Nociceptin induces rec8 phosphorylation and meiosis in postnatal murine testes

Abstract

Phosphorylated Rec8, a key component of cohesin, mediates the association and disassociation, "dynamics," of chromosomes occurring in synaptonemal complex formation, crossover recombination, and sister chromatid cohesion during meiosis. Yet, the extrinsic factors triggering meiotic chromosome dynamics remain elusive. We have recently found that nociceptin, known as a neuropeptide, is up-regulated by follicle-stimulating hormone in Sertoli cells in postnatal murine testes; however, very little is known about the functional role of nociceptin in spermatogenesis. Here, we show that nociceptin induces Rec8 phosphorylation, triggering chromosome dynamics, in spermatocytes during meiosis in postnatal murine testes. The nociceptin receptor Oprl-1 is exclusively expressed in the plasma membrane of testicular germ cells, mostly spermatocytes.

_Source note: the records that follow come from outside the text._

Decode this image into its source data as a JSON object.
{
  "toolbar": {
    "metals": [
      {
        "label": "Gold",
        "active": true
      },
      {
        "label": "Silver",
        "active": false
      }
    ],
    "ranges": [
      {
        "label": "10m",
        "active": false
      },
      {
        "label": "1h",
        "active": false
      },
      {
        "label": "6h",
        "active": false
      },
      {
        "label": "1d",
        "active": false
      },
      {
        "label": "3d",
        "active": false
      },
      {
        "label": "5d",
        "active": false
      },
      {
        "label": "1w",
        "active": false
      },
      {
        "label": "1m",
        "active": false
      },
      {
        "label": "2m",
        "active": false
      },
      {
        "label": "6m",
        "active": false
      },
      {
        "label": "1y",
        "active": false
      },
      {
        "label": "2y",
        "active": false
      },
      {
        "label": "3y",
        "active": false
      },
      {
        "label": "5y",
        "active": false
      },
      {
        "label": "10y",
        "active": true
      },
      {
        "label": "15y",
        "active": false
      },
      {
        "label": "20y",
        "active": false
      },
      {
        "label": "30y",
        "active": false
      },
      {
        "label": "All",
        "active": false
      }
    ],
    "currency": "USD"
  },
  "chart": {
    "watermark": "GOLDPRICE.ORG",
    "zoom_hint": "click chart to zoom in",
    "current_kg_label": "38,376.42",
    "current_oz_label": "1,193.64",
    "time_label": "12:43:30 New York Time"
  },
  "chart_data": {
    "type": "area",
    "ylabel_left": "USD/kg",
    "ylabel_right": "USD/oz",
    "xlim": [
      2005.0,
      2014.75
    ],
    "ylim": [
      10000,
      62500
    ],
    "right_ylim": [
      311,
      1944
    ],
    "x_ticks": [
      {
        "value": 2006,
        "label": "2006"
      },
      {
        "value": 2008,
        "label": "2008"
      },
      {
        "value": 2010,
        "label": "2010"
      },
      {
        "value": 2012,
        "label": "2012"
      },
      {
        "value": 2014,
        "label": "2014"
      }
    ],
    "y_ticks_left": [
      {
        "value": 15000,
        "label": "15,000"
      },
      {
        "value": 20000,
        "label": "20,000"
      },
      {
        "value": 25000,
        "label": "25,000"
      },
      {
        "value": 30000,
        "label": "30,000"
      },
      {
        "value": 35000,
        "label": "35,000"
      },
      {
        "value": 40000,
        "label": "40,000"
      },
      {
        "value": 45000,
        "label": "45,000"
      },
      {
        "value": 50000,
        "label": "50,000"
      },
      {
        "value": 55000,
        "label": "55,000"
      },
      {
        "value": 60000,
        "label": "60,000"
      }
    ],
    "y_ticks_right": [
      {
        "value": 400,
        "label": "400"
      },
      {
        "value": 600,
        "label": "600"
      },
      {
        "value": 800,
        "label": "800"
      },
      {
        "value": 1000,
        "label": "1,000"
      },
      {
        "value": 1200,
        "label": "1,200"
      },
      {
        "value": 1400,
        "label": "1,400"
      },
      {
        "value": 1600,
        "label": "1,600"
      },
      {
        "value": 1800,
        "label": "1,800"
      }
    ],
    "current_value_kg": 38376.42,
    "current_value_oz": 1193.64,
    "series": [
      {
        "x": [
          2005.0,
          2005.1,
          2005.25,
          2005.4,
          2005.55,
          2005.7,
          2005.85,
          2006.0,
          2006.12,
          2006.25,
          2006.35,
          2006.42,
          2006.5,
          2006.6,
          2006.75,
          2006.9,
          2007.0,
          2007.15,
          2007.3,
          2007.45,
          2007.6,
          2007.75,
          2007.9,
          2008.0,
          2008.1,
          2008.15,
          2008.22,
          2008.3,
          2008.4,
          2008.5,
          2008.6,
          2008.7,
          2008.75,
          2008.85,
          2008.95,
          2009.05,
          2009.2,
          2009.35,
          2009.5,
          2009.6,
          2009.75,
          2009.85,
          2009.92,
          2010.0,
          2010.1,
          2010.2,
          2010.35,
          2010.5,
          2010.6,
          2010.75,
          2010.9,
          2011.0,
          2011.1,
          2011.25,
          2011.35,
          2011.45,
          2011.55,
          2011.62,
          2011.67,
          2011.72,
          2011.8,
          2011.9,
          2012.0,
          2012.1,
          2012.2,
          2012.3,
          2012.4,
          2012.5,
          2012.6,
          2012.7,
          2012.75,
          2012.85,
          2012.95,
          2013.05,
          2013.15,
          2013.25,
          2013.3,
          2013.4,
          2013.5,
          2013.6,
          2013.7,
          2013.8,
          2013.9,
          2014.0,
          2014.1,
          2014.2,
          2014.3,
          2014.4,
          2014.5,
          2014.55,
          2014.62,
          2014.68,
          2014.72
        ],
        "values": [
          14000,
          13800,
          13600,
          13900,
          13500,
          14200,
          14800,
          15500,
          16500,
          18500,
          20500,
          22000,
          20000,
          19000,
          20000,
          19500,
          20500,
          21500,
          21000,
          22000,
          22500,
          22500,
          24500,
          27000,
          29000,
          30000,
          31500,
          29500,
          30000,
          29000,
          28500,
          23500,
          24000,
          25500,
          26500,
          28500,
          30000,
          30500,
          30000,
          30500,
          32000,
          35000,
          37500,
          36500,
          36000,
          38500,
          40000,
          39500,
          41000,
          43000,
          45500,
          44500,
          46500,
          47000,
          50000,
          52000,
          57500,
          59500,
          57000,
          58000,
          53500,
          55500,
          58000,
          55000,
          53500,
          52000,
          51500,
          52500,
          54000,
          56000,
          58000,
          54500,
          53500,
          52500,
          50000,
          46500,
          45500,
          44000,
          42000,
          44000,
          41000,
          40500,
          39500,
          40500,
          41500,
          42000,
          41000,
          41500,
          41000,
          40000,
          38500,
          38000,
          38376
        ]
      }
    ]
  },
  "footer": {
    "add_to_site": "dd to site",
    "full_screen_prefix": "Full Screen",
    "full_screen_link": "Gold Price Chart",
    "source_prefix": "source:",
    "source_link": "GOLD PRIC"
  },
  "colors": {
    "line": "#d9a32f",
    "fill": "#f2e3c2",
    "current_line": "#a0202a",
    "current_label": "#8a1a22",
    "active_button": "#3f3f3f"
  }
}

Treatment of testes with nociceptin resulted in a rapid phosphorylation of Rec8. Injection of nociceptin into mice stimulated Rec8 phosphorylation and meiotic chromosome dynamics in testes, whereas injection of nocistatin, a specific inhibitor of nociceptin, abolished them. These findings suggest that nociceptin is a novel extrinsic factor that plays a crucial role in the progress of meiosis. © 2013 by The Endocrine Society.